In Pawtucket, Crawford went 2 for 3 Thursday night then told reporters he was not 100 percent healthy, but was ready to play.
“At this point right now, I’m able to play, so I’m going to go with it. Whether I’m ready or not, I’ll be out there, hopefully,” he said. “It’s time to get out on the field and see what I can do.
“I feel the pressure of everybody wanting me to be out there. I want to be out there myself. I know the fans want me to be out there, the management — everybody wants you to be out there, plus you want to be out there. It’s a mixture of all that.”
Crawford had left wrist surgery in January. He made quick progress early in spring training then suffered a setback and started the year on the disabled list. He then partially tore the ulnar collateral ligament in his left elbow.
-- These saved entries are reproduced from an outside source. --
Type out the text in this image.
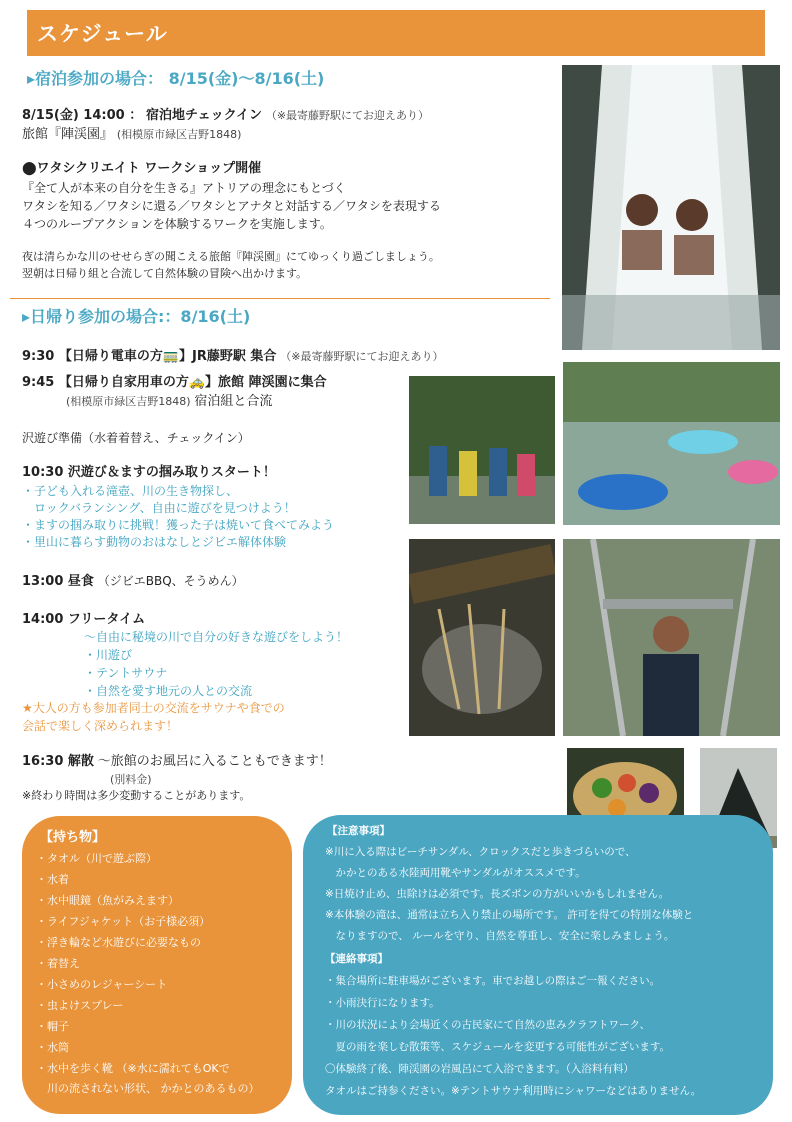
スケジュール
▸宿泊参加の場合： 8/15(金)〜8/16(土)
8/15(金) 14:00 ： 宿泊地チェックイン （※最寄藤野駅にてお迎えあり）
旅館『陣渓園』 (相模原市緑区吉野1848)
⬤ワタシクリエイト ワークショップ開催
『全て人が本来の自分を生きる』アトリアの理念にもとづく
ワタシを知る／ワタシに還る／ワタシとアナタと対話する／ワタシを表現する
４つのループアクションを体験するワークを実施します。
夜は清らかな川のせせらぎの聞こえる旅館『陣渓園』にてゆっくり過ごしましょう。
翌朝は日帰り組と合流して自然体験の冒険へ出かけます。
▸日帰り参加の場合:：8/16(土)
9:30 【日帰り電車の方🚃】JR藤野駅 集合 （※最寄藤野駅にてお迎えあり）
9:45 【日帰り自家用車の方🚕】旅館 陣渓園に集合
(相模原市緑区吉野1848) 宿泊組と合流
沢遊び準備（水着着替え、チェックイン）
10:30 沢遊び＆ますの掴み取りスタート！
・子ども入れる滝壺、川の生き物探し、
　ロックバランシング、自由に遊びを見つけよう！
・ますの掴み取りに挑戦！獲った子は焼いて食べてみよう
・里山に暮らす動物のおはなしとジビエ解体体験
13:00 昼食 （ジビエBBQ、そうめん）
14:00 フリータイム
〜自由に秘境の川で自分の好きな遊びをしよう！
・川遊び
・テントサウナ
・自然を愛す地元の人との交流
★大人の方も参加者同士の交流をサウナや食での
会話で楽しく深められます！
16:30 解散 〜旅館のお風呂に入ることもできます！
(別料金)
※終わり時間は多少変動することがあります。
【持ち物】
・タオル（川で遊ぶ際）
・水着
・水中眼鏡（魚がみえます）
・ライフジャケット（お子様必須）
・浮き輪など水遊びに必要なもの
・着替え
・小さめのレジャーシート
・虫よけスプレー
・帽子
・水筒
・水中を歩く靴 （※水に濡れてもOKで
　川の流されない形状、 かかとのあるもの）
【注意事項】
※川に入る際はビーチサンダル、クロックスだと歩きづらいので、
　かかとのある水陸両用靴やサンダルがオススメです。
※日焼け止め、虫除けは必須です。長ズボンの方がいいかもしれません。
※本体験の滝は、通常は立ち入り禁止の場所です。 許可を得ての特別な体験と
　なりますので、 ルールを守り、自然を尊重し、安全に楽しみましょう。
【連絡事項】
・集合場所に駐車場がございます。車でお越しの際はご一報ください。
・小雨決行になります。
・川の状況により会場近くの古民家にて自然の恵みクラフトワーク、
　夏の雨を楽しむ散策等、スケジュールを変更する可能性がございます。
〇体験終了後、陣渓園の岩風呂にて入浴できます。（入浴料有料）
タオルはご持参ください。※テントサウナ利用時にシャワーなどはありません。
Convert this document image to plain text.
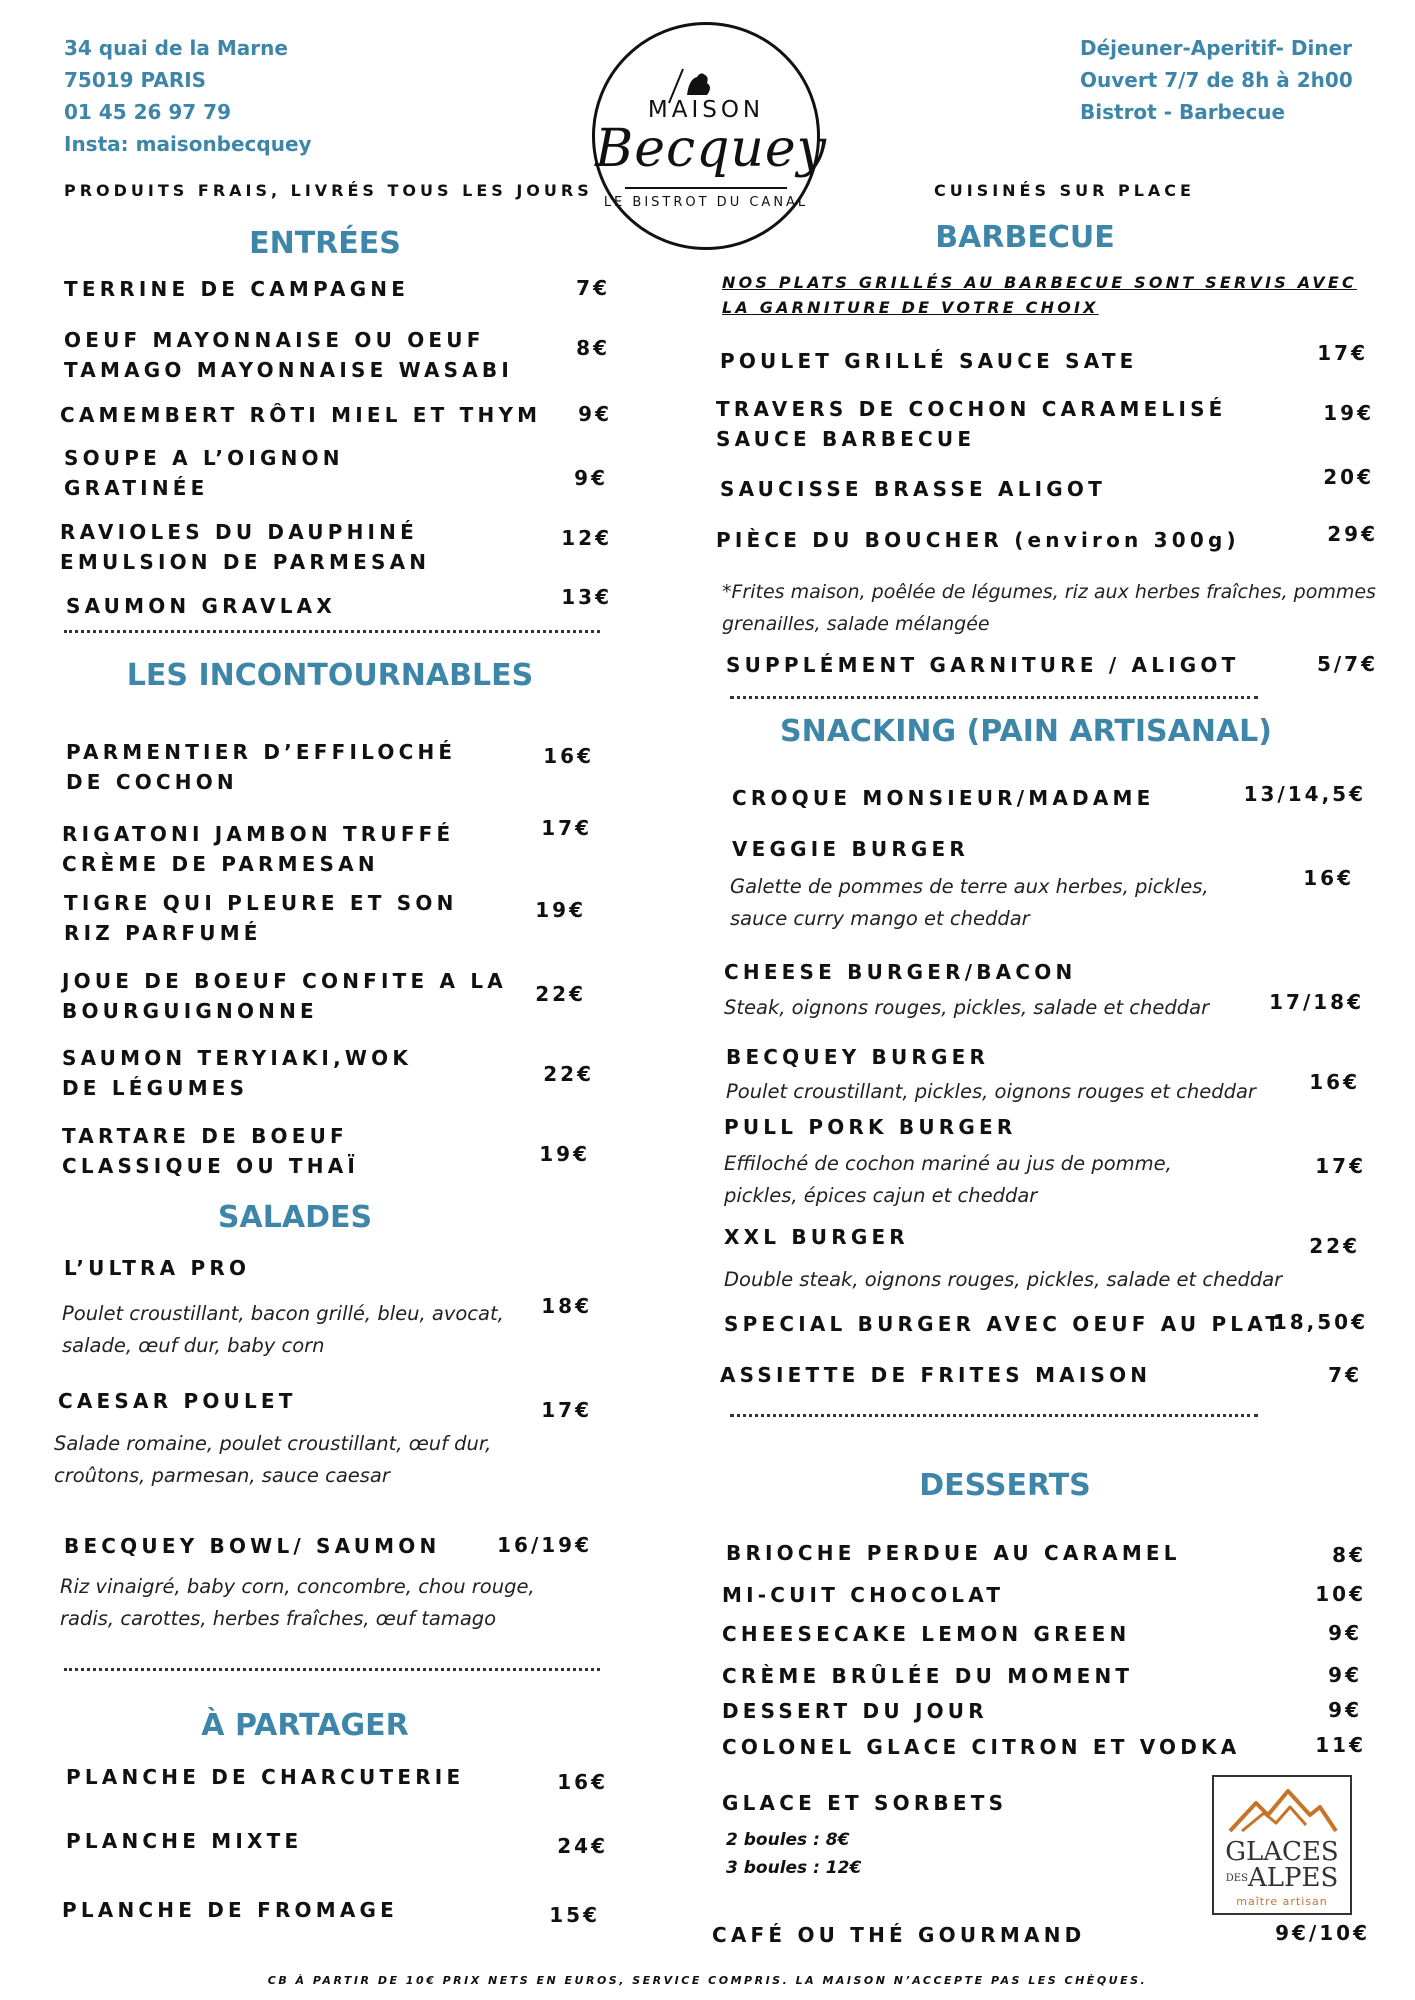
34 quai de la Marne
75019 PARIS
01 45 26 97 79
Insta: maisonbecquey
Déjeuner-Aperitif- Diner
Ouvert 7/7 de 8h à 2h00
Bistrot - Barbecue
PRODUITS FRAIS, LIVRÉS TOUS LES JOURS	CUISINÉS SUR PLACE
MAISON
Becquey
LE BISTROT DU CANAL
ENTRÉES
TERRINE DE CAMPAGNE	7€
OEUF MAYONNAISE OU OEUF
TAMAGO MAYONNAISE WASABI
8€
CAMEMBERT RÔTI MIEL ET THYM	9€
SOUPE A L’OIGNON
GRATINÉE	9€
RAVIOLES DU DAUPHINÉ
EMULSION DE PARMESAN
12€
SAUMON GRAVLAX	13€
LES INCONTOURNABLES
PARMENTIER D’EFFILOCHÉ
DE COCHON
16€
RIGATONI JAMBON TRUFFÉ
CRÈME DE PARMESAN
17€
TIGRE QUI PLEURE ET SON
RIZ PARFUMÉ
19€
JOUE DE BOEUF CONFITE A LA
BOURGUIGNONNE
22€
SAUMON TERYIAKI,WOK
DE LÉGUMES
22€
TARTARE DE BOEUF
CLASSIQUE OU THAÏ	19€
SALADES
L’ULTRA PRO
Poulet croustillant, bacon grillé, bleu, avocat,
salade, œuf dur, baby corn
18€
CAESAR POULET
Salade romaine, poulet croustillant, œuf dur,
croûtons, parmesan, sauce caesar
17€
BECQUEY BOWL/ SAUMON
Riz vinaigré, baby corn, concombre, chou rouge,
radis, carottes, herbes fraîches, œuf tamago
16/19€
À PARTAGER
PLANCHE DE CHARCUTERIE	16€
PLANCHE MIXTE	24€
PLANCHE DE FROMAGE	15€
BARBECUE
NOS PLATS GRILLÉS AU BARBECUE SONT SERVIS AVEC
LA GARNITURE DE VOTRE CHOIX
POULET GRILLÉ SAUCE SATE	17€
TRAVERS DE COCHON CARAMELISÉ
SAUCE BARBECUE
19€
SAUCISSE BRASSE ALIGOT	20€
PIÈCE DU BOUCHER (environ 300g)	29€
*Frites maison, poêlée de légumes, riz aux herbes fraîches, pommes
grenailles, salade mélangée
SUPPLÉMENT GARNITURE / ALIGOT	5/7€
SNACKING (PAIN ARTISANAL)
CROQUE MONSIEUR/MADAME	13/14,5€
VEGGIE BURGER
Galette de pommes de terre aux herbes, pickles,
sauce curry mango et cheddar
16€
CHEESE BURGER/BACON
Steak, oignons rouges, pickles, salade et cheddar	17/18€
BECQUEY BURGER
Poulet croustillant, pickles, oignons rouges et cheddar	16€
PULL PORK BURGER
Effiloché de cochon mariné au jus de pomme,
pickles, épices cajun et cheddar
17€
XXL BURGER
Double steak, oignons rouges, pickles, salade et cheddar
22€
SPECIAL BURGER AVEC OEUF AU PLAT
18,50€
ASSIETTE DE FRITES MAISON	7€
DESSERTS
BRIOCHE PERDUE AU CARAMEL	8€
MI-CUIT CHOCOLAT	10€
CHEESECAKE LEMON GREEN	9€
CRÈME BRÛLÉE DU MOMENT	9€
DESSERT DU JOUR	9€
COLONEL GLACE CITRON ET VODKA	11€
GLACE ET SORBETS
2 boules : 8€
3 boules : 12€
CAFÉ OU THÉ GOURMAND	9€/10€
GLACES
DESALPES
maître artisan
CB À PARTIR DE 10€ PRIX NETS EN EUROS, SERVICE COMPRIS. LA MAISON N’ACCEPTE PAS LES CHÈQUES.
The ligament remains an issue, but Crawford is able to hit the cutoff man. He has said several times in the last 10 days that surgery — and that would be Tommy John surgery — could be needed.
There is a school of thought that Crawford should get the surgery now, scrap the season and be 100 percent healthy in spring training. It takes six months or so for a position player to recover from Tommy John surgery. Otherwise the Red Sox run the risk of Crawford tearing that ligament in September then possibly missing the start of next season.
But Cherington said Thursday night that’s not necessarily the case and surgery is not the only option.
“That’s been discussed as a possibility down the road,” he said. “But there are plenty of position players who have performed at a very high level with a UCL injury and we think Carl can do that. But he’s got to go do that. From what he’s told me and what he’s told our staff, he’s focused on playing and wants to play.”
Crawford seems almost resigned to the idea of something happening.
“When I’m throwing, I’ve just said whenever it happens, it happens,” he said in Pawtucket. “But I’m not going to hold back once I get on the field. When I take that field, I’m going to go all out. Once I cross those white lines and get on the field, I’m not going to worry about it.”
Crawford’s tenure in Boston has been a nightmare. He did not play well last season and was uncomfortable with the clubhouse atmosphere after spending the early part of his career with the us-against-the-world Rays. He also had trouble getting used to the media and fan attention after spending his career in a small market.
The Red Sox then hired Bobby Valentine, who on ESPN criticized had Crawford sharply several times. Their relationship got off to a rocky start.
Then came the injuries, assorted setbacks and even a racial slur directed his way during a rehab game in New Hampshire earlier this month. The slur was allegedly hurled by a Leominster police officer.
So in a year in a half, Crawford has gone from being one of the best players in the game to this mess.
Some of it is his fault. Most of it isn’t. You have to wonder if at some point the sides get together and figure out a way to solve all these issues.
Crawford is signed through 2017. Either they have find a way to make it work or work out a way to trade him. It might be impossible given his contract, his health and the new collective bargaining agreement that restricts payrolls. But if Crawford’s Boston career continues down this path, what else is there?